Intel Corp. is scheduled to announce its second-quarter earnings after the market closes on Wednesday. Here’s what you need to know ahead of the chip maker’s results:
- EARNINGS FORECAST: Intel is expected to report per-share earnings of 50 cents, according to analysts polled by Thomson Reuters, compared with 55 cents a year earlier.
- REVENUE FORECAST: For the second quarter, the semiconductor giant had projected revenue of $13.2 billion, plus or minus $500 million. Analysts expect revenue of $13.04 billion, compared with $13.8 billion in the year-earlier period.
WHAT TO WATCH
- PC DEMAND: Santa Clara, Calif.-based Intel has been hurt in recent years as a shift to mobile devices such as smartphones and tablets has eroded demand for chips used in personal computers. Recent signs of a weakening PC market included the recent warning from rival chip maker Advanced Micro Devices Inc. that its second-quarter revenue fell more than anticipated. Signs also have been emerging of potential weakness in the data-center sector, including recent sales guidance cuts from QLogic Corp. and Seagate Technology PLC.
- OUTLOOK FOR YEAR: Investors also will be watching for Intel’s guidance for the third-quarter and whether its full-year outlook will change. Pacific Crest on Monday reiterated that discussions with the PC supply chain “indicate a sub-seasonal outlook” for third-quarter demand despite the looming releases of Windows 10 and Intel’s Skylake family of processors. Intel in April forecasted that its 2015 revenue would be flat with the $55.9 billion posted for 2014.
- INTERNAL CHANGES: Intel has been reorganizing its business and shaking up its management as Chief Executive Brian Krzanich pushes the chip maker to move more quickly. President Renee James said she would leave Intel at the end of the year as she seeks a CEO job elsewhere. In April, Intel also said it would reduce its spending in 2015 by $300 million, but didn’t publicly quantify the resulting job cuts.

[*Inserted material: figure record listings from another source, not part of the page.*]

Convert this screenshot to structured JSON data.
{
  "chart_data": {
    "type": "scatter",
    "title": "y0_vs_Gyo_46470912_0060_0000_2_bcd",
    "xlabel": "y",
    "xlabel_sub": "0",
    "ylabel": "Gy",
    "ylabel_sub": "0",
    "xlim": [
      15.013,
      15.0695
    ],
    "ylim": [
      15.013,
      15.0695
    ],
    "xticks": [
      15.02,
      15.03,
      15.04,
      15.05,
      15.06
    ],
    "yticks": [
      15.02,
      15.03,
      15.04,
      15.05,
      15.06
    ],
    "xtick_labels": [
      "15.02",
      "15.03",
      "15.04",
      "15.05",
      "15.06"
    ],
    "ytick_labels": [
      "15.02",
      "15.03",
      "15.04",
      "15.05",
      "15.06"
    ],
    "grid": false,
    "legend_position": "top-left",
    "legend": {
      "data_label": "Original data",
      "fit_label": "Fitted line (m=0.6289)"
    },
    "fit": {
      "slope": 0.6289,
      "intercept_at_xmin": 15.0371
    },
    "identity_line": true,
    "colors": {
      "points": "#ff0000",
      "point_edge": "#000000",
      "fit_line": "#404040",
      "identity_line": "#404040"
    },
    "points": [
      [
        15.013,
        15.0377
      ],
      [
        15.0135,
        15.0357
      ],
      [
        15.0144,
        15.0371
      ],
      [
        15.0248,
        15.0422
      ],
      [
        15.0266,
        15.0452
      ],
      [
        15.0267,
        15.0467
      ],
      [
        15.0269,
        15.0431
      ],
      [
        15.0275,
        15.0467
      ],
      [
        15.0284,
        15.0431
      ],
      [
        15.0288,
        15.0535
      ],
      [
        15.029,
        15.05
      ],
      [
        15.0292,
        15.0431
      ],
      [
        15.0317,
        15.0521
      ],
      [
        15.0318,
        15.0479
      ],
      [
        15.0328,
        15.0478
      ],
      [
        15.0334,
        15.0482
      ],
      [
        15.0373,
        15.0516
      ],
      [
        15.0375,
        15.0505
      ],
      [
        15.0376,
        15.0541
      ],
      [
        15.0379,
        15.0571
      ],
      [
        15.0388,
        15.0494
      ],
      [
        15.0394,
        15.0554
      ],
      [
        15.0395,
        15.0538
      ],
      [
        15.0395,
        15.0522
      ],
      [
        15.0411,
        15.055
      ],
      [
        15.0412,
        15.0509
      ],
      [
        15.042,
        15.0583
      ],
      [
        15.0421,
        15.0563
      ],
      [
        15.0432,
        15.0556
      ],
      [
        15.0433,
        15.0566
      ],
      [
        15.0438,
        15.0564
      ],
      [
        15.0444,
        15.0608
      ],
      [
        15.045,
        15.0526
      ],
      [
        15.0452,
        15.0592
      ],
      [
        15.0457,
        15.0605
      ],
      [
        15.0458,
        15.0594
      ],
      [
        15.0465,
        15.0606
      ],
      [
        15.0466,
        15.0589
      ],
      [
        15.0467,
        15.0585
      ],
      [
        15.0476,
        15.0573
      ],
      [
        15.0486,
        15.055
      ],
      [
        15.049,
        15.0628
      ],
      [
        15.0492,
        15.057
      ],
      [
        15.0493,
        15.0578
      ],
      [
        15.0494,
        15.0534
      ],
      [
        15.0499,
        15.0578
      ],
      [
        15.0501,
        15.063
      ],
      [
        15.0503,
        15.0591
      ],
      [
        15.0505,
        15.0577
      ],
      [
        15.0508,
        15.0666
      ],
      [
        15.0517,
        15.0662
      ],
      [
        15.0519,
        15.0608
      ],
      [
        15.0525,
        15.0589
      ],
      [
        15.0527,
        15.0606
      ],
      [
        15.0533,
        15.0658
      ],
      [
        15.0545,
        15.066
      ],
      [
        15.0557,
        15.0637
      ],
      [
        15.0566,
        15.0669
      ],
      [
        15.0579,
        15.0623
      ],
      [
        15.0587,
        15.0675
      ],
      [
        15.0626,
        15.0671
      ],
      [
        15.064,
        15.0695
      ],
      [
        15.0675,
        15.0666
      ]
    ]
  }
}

- STRONG U.S. DOLLAR: Intel sells its chips to customers in U.S. dollars, but many PC makers that buy those chips sell their products in local currencies. The PC makers also may have to convert local currencies to buy components, a process that has grown more costly as the U.S. dollar’s value has risen. Such pricing pressures are seen weighing on Intel’s sales growth.